PRM Technology Co., Ltd. Receives Supplementary Material Requirements for Overseas Listing Record-Filing, Focusing on Inconsistencies in Core Business Disclosures Between Filing Documents and Prospectus and Verification of Connected Relationships with Spo

NewTimeSpace News: PRM Technology Co., Ltd. recently received supplementary material requirements issued by regulatory authorities during the record-filing process for its overseas securities offering and listing. The Company is required to provide explanations covering multiple matters including compliance of historical equity changes, fairness of pricing for new shareholders, compliance of equity incentive plans, impacts from the withdrawal of its A-share listing application, inconsistencies in core business descriptions between record-filing documents and the prospectus, connected relationships between shareholders and sponsors, overseas investment procedures, risks arising from fixed asset mortgages, and title status of full-circulation shares. Legal counsel shall conduct verification procedures and issue definitive legal opinions on all above items.
NewTimeSpace News: Recently, PRM Technology Co., Ltd. has obtained supplementary material requirements issued by regulatory authorities amid its record-filing procedures for overseas securities offering and listing.
In accordance with the requirements, the Company shall first explain the pricing basis for all previous capital increases and equity transfers, verify the completion of capital contribution payments and whether any contribution defects exist, and issue definitive conclusive opinions on the legality and compliance of all historical equity changes.
Second, the Company shall elaborate on the pricing basis and fairness of share subscription prices for newly added shareholders within the latest 12 months, analyze the causes and rationality of price gaps, disclose relevant tax payment status, assess abnormal consideration risks, and deliver conclusive opinions on whether any benefit transfer exists.
Third, the Company shall issue definitive conclusive opinions on the legality and compliance of the equity incentive plan implementation and the existence of benefit transfer; explain the fairness of the grant price under the equity incentive plan.
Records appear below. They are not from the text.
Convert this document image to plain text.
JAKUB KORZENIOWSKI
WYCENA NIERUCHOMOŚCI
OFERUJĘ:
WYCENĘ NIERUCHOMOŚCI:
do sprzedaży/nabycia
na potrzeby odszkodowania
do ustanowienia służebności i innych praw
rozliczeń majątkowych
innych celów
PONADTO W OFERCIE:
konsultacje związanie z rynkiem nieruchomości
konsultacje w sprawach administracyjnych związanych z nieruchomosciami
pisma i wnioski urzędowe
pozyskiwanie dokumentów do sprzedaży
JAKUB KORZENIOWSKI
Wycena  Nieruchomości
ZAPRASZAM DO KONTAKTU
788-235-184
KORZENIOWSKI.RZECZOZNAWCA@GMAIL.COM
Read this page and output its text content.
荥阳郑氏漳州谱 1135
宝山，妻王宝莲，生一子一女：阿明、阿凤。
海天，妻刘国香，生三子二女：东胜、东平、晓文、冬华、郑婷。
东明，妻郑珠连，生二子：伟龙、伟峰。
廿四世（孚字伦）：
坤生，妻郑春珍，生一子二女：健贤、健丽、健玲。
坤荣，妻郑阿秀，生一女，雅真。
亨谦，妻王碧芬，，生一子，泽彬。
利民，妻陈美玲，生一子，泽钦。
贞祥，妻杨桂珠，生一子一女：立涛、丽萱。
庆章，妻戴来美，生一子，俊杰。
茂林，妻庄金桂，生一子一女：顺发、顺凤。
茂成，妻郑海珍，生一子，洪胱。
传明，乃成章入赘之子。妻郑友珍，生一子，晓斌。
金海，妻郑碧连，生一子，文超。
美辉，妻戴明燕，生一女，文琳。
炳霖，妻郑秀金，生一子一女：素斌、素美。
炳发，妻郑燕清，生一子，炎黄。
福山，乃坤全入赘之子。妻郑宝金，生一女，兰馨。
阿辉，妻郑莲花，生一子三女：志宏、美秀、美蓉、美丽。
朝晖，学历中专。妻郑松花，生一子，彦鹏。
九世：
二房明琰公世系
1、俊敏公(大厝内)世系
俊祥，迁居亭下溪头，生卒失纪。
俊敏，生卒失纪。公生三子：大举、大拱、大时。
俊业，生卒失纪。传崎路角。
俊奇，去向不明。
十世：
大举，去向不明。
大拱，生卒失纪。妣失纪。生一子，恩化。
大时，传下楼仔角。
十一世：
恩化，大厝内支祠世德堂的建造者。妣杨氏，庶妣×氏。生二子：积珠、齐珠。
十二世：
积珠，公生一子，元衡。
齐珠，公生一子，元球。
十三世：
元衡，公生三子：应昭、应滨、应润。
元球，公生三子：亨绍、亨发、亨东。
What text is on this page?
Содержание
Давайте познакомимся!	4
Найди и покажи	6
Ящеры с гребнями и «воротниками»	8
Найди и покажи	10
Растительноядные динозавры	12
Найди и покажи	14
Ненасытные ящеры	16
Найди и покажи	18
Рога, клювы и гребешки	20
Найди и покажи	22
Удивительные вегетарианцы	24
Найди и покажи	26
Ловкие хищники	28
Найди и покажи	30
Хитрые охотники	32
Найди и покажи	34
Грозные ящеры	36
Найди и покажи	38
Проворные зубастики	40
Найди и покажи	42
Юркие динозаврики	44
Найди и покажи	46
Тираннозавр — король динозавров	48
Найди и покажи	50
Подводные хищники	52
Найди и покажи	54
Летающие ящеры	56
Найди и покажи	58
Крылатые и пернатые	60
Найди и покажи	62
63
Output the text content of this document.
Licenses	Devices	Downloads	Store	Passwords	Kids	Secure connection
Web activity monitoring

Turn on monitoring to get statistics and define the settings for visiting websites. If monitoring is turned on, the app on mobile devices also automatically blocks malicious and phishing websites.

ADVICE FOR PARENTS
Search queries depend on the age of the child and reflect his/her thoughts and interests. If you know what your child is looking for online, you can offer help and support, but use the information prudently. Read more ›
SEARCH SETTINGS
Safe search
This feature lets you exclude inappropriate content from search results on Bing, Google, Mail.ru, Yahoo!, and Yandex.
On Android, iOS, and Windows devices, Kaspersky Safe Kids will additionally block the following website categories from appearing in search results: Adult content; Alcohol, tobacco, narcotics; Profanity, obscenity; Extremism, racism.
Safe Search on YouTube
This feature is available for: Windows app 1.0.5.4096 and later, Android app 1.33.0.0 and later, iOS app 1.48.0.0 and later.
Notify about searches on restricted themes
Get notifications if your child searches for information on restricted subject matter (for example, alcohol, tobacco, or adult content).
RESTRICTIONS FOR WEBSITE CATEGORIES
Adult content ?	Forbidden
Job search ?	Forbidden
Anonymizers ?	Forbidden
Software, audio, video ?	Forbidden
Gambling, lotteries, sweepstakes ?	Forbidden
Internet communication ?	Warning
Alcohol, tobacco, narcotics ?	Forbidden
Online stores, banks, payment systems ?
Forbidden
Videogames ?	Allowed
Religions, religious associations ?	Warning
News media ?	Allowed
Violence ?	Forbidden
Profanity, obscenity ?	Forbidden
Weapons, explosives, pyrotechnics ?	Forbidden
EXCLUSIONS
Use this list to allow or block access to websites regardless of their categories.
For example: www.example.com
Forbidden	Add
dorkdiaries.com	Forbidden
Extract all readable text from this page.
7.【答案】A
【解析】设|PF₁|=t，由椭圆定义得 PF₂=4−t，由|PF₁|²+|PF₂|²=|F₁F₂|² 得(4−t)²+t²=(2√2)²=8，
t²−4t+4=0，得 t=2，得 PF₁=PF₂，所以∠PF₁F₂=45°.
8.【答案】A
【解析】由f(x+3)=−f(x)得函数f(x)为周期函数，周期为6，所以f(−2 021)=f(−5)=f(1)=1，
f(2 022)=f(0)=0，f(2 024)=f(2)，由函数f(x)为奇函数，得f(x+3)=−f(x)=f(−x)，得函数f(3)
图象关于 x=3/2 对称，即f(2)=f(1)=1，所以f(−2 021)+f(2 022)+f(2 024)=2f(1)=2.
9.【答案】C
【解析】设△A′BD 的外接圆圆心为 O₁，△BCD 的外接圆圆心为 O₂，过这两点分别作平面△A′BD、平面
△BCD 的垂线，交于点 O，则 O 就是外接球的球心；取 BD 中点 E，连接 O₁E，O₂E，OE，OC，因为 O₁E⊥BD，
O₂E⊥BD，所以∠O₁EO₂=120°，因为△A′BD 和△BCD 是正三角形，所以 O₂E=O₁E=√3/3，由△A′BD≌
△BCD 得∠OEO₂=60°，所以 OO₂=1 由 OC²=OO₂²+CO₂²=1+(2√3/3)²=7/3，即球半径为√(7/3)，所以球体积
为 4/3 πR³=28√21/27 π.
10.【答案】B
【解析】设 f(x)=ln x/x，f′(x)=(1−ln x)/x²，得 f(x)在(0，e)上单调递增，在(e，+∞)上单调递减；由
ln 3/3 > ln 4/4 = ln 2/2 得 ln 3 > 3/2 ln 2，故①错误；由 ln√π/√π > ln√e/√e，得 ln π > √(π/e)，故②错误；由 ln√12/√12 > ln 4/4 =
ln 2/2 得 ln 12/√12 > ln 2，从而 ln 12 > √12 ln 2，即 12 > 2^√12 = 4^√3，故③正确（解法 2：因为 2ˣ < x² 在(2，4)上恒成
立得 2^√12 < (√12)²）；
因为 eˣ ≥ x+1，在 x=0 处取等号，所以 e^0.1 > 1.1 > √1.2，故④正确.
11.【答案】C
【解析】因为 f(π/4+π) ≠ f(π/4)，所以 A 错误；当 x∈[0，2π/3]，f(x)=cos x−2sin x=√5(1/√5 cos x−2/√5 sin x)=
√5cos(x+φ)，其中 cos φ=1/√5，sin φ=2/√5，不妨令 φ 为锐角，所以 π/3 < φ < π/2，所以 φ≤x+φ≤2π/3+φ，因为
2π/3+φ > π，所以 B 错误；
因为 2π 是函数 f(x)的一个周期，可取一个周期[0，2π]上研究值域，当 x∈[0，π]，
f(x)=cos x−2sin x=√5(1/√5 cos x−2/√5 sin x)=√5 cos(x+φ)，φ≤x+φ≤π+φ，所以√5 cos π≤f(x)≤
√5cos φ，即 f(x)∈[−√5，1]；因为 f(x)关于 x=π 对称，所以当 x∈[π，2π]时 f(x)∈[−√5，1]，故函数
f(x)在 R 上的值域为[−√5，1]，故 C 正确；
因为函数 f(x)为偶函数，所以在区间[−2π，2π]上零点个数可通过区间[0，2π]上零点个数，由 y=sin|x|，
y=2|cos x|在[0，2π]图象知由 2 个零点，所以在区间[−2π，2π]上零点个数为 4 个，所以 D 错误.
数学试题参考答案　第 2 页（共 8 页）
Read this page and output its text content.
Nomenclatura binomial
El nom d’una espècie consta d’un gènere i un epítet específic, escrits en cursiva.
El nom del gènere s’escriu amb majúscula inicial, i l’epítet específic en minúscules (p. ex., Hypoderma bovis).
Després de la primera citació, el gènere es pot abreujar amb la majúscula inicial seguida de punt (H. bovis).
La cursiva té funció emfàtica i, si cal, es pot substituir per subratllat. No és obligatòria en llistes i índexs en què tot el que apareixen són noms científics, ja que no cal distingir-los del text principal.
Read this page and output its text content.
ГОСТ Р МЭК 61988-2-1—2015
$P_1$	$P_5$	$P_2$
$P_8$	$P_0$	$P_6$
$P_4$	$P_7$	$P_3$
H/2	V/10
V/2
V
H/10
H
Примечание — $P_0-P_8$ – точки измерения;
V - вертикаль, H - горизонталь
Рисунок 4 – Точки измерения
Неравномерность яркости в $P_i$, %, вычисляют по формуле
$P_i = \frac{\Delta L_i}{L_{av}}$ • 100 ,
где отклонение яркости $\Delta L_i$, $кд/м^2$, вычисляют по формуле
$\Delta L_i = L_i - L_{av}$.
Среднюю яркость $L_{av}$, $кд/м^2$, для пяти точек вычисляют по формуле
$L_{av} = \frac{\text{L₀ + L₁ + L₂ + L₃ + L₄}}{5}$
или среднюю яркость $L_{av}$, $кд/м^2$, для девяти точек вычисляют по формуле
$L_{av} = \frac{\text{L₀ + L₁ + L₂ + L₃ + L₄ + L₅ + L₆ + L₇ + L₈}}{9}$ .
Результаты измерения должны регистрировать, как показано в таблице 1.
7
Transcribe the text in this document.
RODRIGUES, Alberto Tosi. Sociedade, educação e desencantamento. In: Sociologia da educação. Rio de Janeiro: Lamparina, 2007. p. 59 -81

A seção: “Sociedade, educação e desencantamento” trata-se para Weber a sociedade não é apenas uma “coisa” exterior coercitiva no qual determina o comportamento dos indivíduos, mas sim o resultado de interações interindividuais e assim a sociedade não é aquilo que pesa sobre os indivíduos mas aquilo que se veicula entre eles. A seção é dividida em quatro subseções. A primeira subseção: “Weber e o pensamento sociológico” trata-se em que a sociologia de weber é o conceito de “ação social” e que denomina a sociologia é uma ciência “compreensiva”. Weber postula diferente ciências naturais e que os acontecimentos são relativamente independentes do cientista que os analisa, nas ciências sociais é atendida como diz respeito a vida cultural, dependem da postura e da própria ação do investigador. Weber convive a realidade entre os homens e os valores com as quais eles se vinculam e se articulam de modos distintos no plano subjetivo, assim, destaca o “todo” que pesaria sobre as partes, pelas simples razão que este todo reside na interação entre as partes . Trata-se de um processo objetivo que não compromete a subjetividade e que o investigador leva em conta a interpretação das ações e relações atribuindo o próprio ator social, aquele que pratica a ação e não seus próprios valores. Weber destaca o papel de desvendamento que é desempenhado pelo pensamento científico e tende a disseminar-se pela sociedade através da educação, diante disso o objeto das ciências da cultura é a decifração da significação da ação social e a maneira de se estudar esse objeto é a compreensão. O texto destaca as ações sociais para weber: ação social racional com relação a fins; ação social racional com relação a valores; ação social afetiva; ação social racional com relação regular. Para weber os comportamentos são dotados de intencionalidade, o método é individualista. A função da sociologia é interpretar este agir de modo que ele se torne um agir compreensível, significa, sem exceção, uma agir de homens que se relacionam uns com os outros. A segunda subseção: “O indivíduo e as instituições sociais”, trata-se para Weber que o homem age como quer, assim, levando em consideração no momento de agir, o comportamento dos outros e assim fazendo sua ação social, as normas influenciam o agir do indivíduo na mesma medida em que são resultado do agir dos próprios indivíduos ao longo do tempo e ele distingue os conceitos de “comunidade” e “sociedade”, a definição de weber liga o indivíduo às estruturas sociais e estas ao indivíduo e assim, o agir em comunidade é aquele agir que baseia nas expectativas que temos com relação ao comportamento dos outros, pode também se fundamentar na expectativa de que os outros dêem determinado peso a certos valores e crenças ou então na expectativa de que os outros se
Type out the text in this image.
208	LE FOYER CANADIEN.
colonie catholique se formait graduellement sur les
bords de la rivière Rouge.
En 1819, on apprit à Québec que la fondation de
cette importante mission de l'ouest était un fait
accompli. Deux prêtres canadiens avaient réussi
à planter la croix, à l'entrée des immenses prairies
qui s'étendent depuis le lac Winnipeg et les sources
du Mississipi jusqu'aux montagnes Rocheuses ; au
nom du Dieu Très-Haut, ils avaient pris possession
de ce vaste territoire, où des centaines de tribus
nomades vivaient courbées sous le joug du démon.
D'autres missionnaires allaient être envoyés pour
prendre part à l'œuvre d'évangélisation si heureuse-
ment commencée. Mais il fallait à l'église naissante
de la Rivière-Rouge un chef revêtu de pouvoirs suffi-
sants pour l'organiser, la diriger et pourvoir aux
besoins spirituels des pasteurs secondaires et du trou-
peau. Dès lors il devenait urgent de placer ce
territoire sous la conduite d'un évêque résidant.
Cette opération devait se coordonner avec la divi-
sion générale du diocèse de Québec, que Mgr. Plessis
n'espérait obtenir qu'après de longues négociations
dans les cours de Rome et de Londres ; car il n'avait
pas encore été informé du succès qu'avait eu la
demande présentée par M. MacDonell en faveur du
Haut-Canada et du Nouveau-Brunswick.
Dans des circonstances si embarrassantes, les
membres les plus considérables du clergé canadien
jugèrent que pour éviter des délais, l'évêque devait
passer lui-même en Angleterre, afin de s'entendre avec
For incentive recipients who still hold incentive shares after resignation, the Company shall clarify whether such holdings comply with prior contractual terms and whether existing or potential disputes are present.
Fourth, the Company shall disclose detailed information regarding its prior A-share listing tutoring filing and GEM listing application submitted to Shenzhen Stock Exchange as well as the reasons for withdrawal, and evaluate whether any circumstances may exert material adverse impacts on the current overseas offering and listing.
Fifth, the Company shall explain the root causes of inconsistencies in core business and other disclosures between the record-filing report and prospectus, revise and resubmit updated record-filing materials accordingly.
Sixth, the Company shall supplement disclosures on whether any shareholders maintain connected relationships with the sponsors, assess whether such connections compromise the independence of intermediaries and compliance with listing venue rules.
Seventh, the Company shall specify the completion status of regulatory formalities including overseas investment filings and foreign exchange registrations for overseas subsidiaries, and render conclusive compliance opinions.
Eighth, the Company shall supplement an assessment on whether mortgages over the Company’s fixed assets will generate material substantive adverse impacts on daily operations and the current offering and listing.
Ninth, the Company shall disclose whether shares held by shareholders intending to participate in full-circulation arrangements are encumbered by pledges, judicial freezes or other title defects.
Legal counsel shall carry out full verification procedures and issue explicit legal opinions covering all the above matters.